The EESC also agrees with the list of criteria that a Member State must fulfil under the programme for the reform commitments to be recognised (Article 11 of the proposal).

3.11.

However, the EESC has doubts as to whether the programme is a real incentive for the implementation of structural reforms. Its concern is based on the fact that the funding can be paid even up to three years after the reform commitments have been fulfilled. The EESC feels that a one-off funding payment long after the reform activities began is not a very motivating tool.

4.   Specific comments

4.1.

If it is the case that funding of support under this programme is not linked to the costs the proposed reforms occasion and require, the EESC calls for very careful monitoring by experts of the acceptance of reform commitments and the final evaluation of the compliance of structural reforms with conditions relating to macroeconomic and fiscal discipline.

4.2.

The EESC calls for an explanation of the idea put forward in the proposal that the programme is intended to offset the high political costs incurred in the short term in the case of some structural reforms and to remove the obstacles associated with these reforms.

4.3.

The EESC recommends establishing clearer and more detailed rules for evaluating the amendments carried out of the reform commitments (Article 13 of the proposal).

4.4.

The EESC recommends paying attention to the staging of reforms over time, whereby implementation of reform can be timed in line with the receipt of support from the programme, and the problem of moral hazard this entails. The EESC also recommends that attention be paid to possible cases where the programme is supporting reforms that have already been implemented.

4.5.

The proposal for a regulation opens up the possibility that, for example, some of the funds allocated to cohesion policy could be transferred to this programme. The EESC also favours the option of transferring or merging in the opposite direction, where the funds from the programme could be directly linked to the relevant operational programme under cohesion policy.

4.6.

With regard to the technical support instrument, the EESC appreciates the direct continuity with the Structural Reform Support Programme and the use of opportunities for tailored support for structural reform efforts (which is different, for example, from technical support under cohesion policy).

4.7.

In the case of the convergence facility, the EESC notes that some non-euro area EU Member States are structurally better prepared to join than some of its existing members. Their main obstacle is not economic (often higher GDP growth coupled with a high degree of real convergence, exemplary fiscal discipline, external balance surplus or low unemployment) but political (which, however, the convergence facility is incapable of influencing).

4.8.

The EESC also asks for a more detailed explanation as to whether the nature of the reform commitment differs somehow in the convergence facility as compared with the reform delivery tool.

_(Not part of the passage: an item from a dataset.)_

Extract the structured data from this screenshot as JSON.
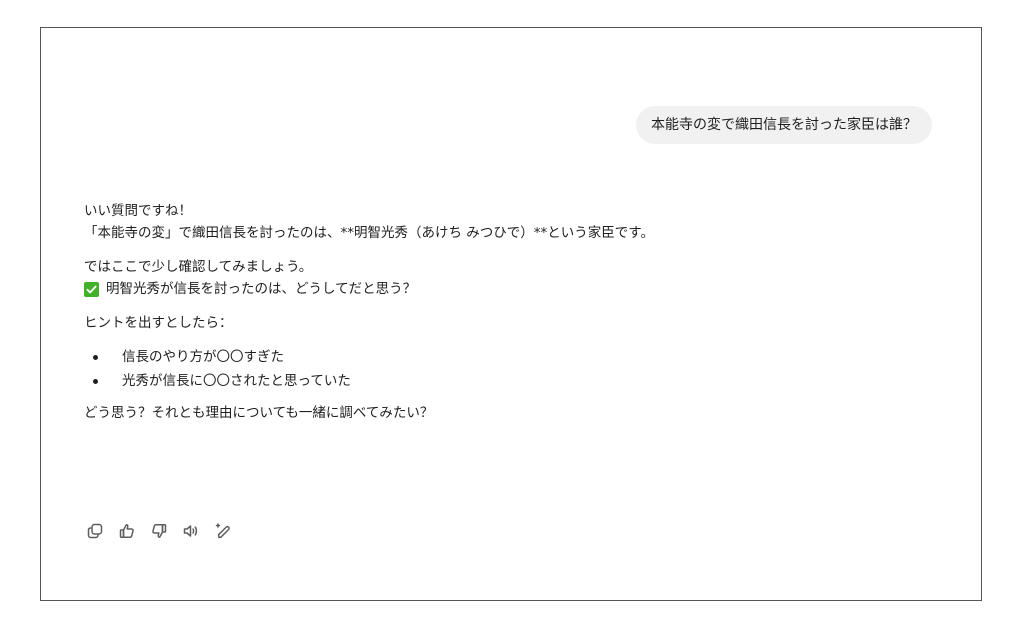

Brussels, 17 October 2018.

The President of the European Economic and Social Committee

Luca JAHIER


(1)  In its opinions the EESC takes as a starting point the definition of structural reforms as formulated in its opinion on Completing EMU — The next European legislature (OJ C 451, 16.12.2014, p. 10).

(2)  A description of the link between structural reforms and the other elements of economic policy in the EU can be found in EESC opinions on: Euro area economic policy 2017 (additional opinion) (OJ C 81, 2.3.2018, p. 216), and Euro area economic policy 2017 (OJ C 173, 31.5.2017, p. 33).

(3)  See EESC opinion on Support to structural reforms in the Member States (OJ C 237, 6.7.2018, p. 53).

(4)  See EESC opinion on EU finances by 2025 (OJ C 81, 2.3.2018, p, 131).

(5)  See again the EESC opinions on: Euro area economic policy 2017 (additional opinion) (OJ C 81, 2.3.2018, p. 216), and Euro area economic policy 2017 (OJ C 173, 31.5.2017, p. 33).